A SURVEY undertaken
recently by the Institute of Leadership and Management gathered
together some of the most annoying boardroom clichés.
Here is a world where we
"touch base", take a look at "the big picture", "flag-up ideas",
risk "blue-sky thinking", and hear our boss reply reassuringly,
"It's on my radar." What a relief - clearly, "we're on the same
page."
As the meeting proceeds,
we decide to "incentivise," "monetise", and "productise", and, when
we have run out words with "ise" at the end, we pluck the
"low-hanging fruit", which is a "win-win situation", a
"no-brainer". And now we feel the "synergy", and sense a "paradigm
shift" - always a sign of "best practice". And if we all give "110
per cent", "walk the talk", and "take ownership", we could "get
ahead of the curve", "take it to the next level", and get the "best
bang for your buck".
There is some unease in
the boardroom, however, as we ponder our next publicity stunt.

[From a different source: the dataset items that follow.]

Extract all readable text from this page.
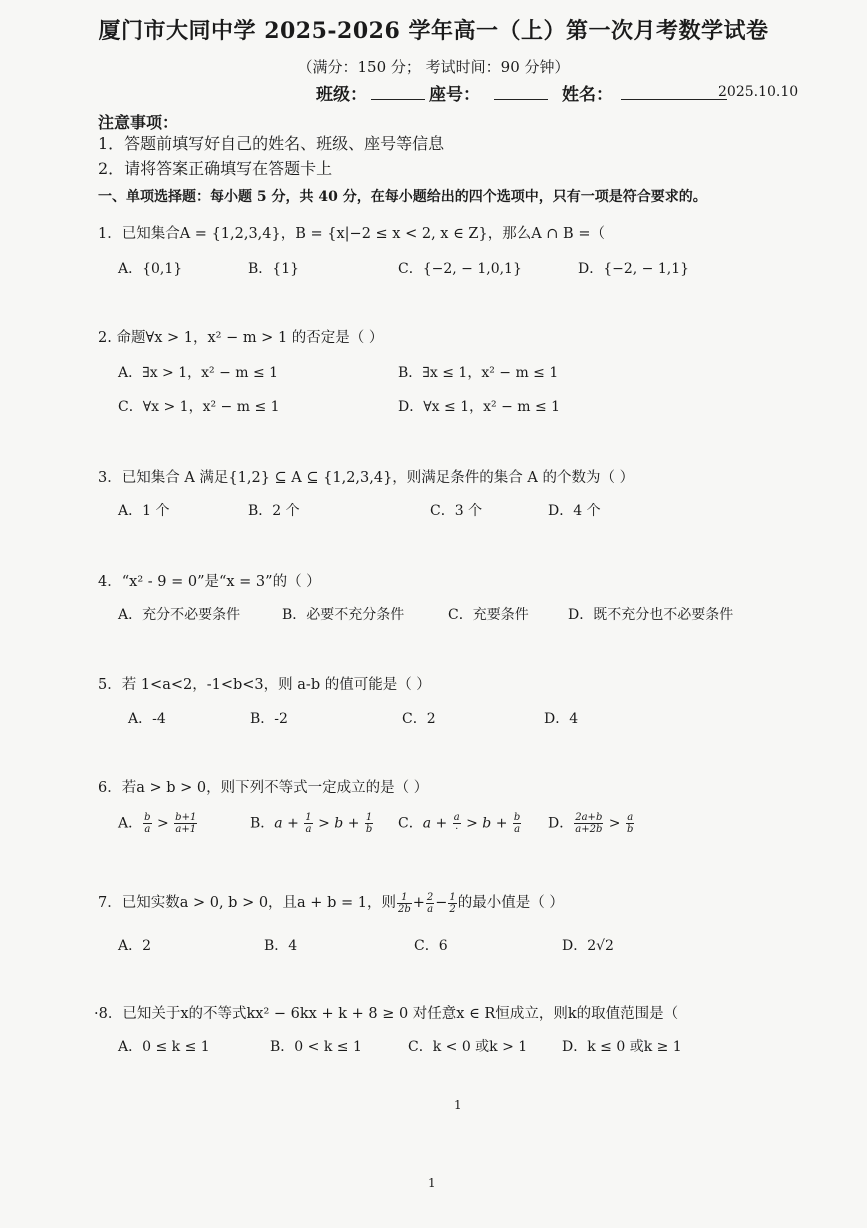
厦门市大同中学 2025-2026 学年高一（上）第一次月考数学试卷
（满分：150 分； 考试时间：90 分钟）
班级：	座号：	姓名：	2025.10.10
注意事项：
1．答题前填写好自己的姓名、班级、座号等信息
2．请将答案正确填写在答题卡上
一、单项选择题：每小题 5 分，共 40 分，在每小题给出的四个选项中，只有一项是符合要求的。
1．已知集合A = {1,2,3,4}，B = {x|−2 ≤ x < 2, x ∈ Z}，那么A ∩ B =（
A．{0,1}	B．{1}	C．{−2, − 1,0,1}	D．{−2, − 1,1}
2. 命题∀x > 1，x² − m > 1 的否定是（ ）
A．∃x > 1，x² − m ≤ 1	B．∃x ≤ 1，x² − m ≤ 1
C．∀x > 1，x² − m ≤ 1	D．∀x ≤ 1，x² − m ≤ 1
3．已知集合 A 满足{1,2} ⊆ A ⊆ {1,2,3,4}，则满足条件的集合 A 的个数为（ ）
A．1 个	B．2 个	C．3 个	D．4 个
4．“x² - 9 = 0”是“x = 3”的（ ）
A．充分不必要条件	B．必要不充分条件	C．充要条件	D．既不充分也不必要条件
5．若 1<a<2，-1<b<3，则 a-b 的值可能是（ ）
A．-4	B．-2	C．2	D．4
6．若a > b > 0，则下列不等式一定成立的是（ ）
A． $\frac{b}{a} > \frac{b+1}{a+1}$	B．$a + \frac{1}{a} > b + \frac{1}{b}$ C．$a + \frac{a}{\cdot} > b + \frac{b}{a}$ D． $\frac{2a+b}{a+2b} > \frac{a}{b}$
7．已知实数a > 0, b > 0，且a + b = 1，则 $\frac{1}{2b} + \frac{2}{a} - \frac{1}{2}$ 的最小值是（ ）
A．2	B．4	C．6	D．2√2
·8．已知关于x的不等式kx² − 6kx + k + 8 ≥ 0 对任意x ∈ R恒成立，则k的取值范围是（
A．0 ≤ k ≤ 1	B．0 < k ≤ 1	C．k < 0 或k > 1 D．k ≤ 0 或k ≥ 1
1
1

"Have we reached a 'jump-the-shark' moment?" Head of Strategy asks,
gravely.
For those who do not live
in boardrooms, this phrase first described the American comedy
Happy Days, which, towards the end of its run, as it began
to tire, began to use stunts to keep the audience engaged. In one
episode, this meant that the Fonz, the star of the show, literally
jumped over a shark on water skis. It was the beginning of a slow
but inevitable end.
Since then, the use of
"jumping the shark" has broadened, reaching into business to
describe the moment when a brand or design's evolution loses the
magical qualities that initially defined its success, and it starts
the decline towards commercial oblivion.
Some worried boardroom
discussion follows. The Operations Director asks: "Is this 'mission
critical'?" Someone else says: "Failing to plan is planning to
fail," for no very obvious reason; the head of HR stands up and
demands that we "work smarter, not harder", after which the CEO
bangs his fist on the table and says: "Bring me solutions, not
problems."
But this is more about
words than leadership. The overuse of any word or phrase leaves it
as thin as the atmosphere on Mars. Like a drifting boat, it becomes
ever more distant from the moorings of meaning. The cliché is the
language of the lazy, who seek only to kill the life of this
present moment. It is practical atheism; the disengaged talk of
those who live out some fake persona in the world, grasping for
borrowed speech because they have no fresh springs in
themselves.
There may be no "I" in
"team", but there's a lazy and numbing one in "cliché".